An A[rmy] P[rovost] M[arshal] is the head of a unit of military police. This "Federal A.P.M." in Go Down, Moses is one of the Yankee troops who are stationed in Mississippi as part of the post-war Reconstruction (277). He has a black mistress, the sister of Sickymo, which is why he ensures that Sickymo is made a marshal in Jefferson.
In Go Down, Moses this "bank president," who tells Ike about the bank account in Ike's name that Cass Edmonds has been paying money into (295), is certainly not Bayard Sartoris, who is also a Jefferson bank president at the time of the novel. This "bank president" is never named, but although the text is not explicit, it seems likely that he is the father of the woman - also never named - whom Ike marries.
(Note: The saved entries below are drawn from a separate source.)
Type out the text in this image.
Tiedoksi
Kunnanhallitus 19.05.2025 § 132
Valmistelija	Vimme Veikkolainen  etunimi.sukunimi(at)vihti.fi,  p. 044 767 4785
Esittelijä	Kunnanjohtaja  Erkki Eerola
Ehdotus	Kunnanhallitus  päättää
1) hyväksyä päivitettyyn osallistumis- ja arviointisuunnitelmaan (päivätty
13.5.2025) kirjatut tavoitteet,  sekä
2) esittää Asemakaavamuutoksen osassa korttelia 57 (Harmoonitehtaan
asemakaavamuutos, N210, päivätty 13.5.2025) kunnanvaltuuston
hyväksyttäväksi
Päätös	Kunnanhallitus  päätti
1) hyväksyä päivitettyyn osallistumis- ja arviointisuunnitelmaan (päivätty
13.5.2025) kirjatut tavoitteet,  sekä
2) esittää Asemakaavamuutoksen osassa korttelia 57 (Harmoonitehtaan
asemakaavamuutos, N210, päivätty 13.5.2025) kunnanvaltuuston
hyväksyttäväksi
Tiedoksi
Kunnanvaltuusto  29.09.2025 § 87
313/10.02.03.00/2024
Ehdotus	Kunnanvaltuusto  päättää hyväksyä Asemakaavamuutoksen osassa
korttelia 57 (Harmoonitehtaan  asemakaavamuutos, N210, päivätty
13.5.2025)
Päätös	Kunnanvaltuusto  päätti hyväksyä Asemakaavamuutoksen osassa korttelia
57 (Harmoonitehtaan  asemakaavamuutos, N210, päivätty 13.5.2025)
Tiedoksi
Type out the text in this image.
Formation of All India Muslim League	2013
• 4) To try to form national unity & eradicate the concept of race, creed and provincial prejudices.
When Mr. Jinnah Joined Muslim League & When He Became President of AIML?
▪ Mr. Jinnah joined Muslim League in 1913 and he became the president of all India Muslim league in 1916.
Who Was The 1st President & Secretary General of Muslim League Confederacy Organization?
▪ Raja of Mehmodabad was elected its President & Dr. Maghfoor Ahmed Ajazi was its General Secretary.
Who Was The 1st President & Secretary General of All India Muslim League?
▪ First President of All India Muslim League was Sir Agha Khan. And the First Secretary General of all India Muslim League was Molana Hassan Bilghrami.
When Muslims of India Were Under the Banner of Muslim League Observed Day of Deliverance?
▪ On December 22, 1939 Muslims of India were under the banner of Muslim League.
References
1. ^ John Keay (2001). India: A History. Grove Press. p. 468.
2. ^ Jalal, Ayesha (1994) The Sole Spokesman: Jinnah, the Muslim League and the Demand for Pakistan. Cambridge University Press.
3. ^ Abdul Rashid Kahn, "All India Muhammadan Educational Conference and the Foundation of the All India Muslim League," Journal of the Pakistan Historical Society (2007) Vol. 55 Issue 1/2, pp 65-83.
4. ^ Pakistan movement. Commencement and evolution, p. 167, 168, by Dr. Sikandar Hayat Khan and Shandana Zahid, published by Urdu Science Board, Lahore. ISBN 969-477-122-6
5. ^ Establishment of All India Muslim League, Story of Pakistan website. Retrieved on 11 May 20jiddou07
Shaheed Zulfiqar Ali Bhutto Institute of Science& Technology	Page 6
The three paragraph introductory to Go Down, Moses says that "some of the descendants" of the former McCaslin slaves are named McCaslin (5), but curiously no such characters appear in the rest of the story. There the family name of the many people who are descendants of Carothers McCaslin and his slaves is Beauchamp. (There are some of these descendants named McCaslin in The Reivers, published twenty years after Moses.)
In both "A Point of Law" and Go Down, Moses the signature of this "nameless clerk" appears on the marriage license for George Wilkins and Nat Beauchamp (221, 70).
The black woman who cooks Roth's food does not appear directly in Go Down, Moses, but he does speak to her "through the kitchen door" when he wants her to bring Lucas into the house (125).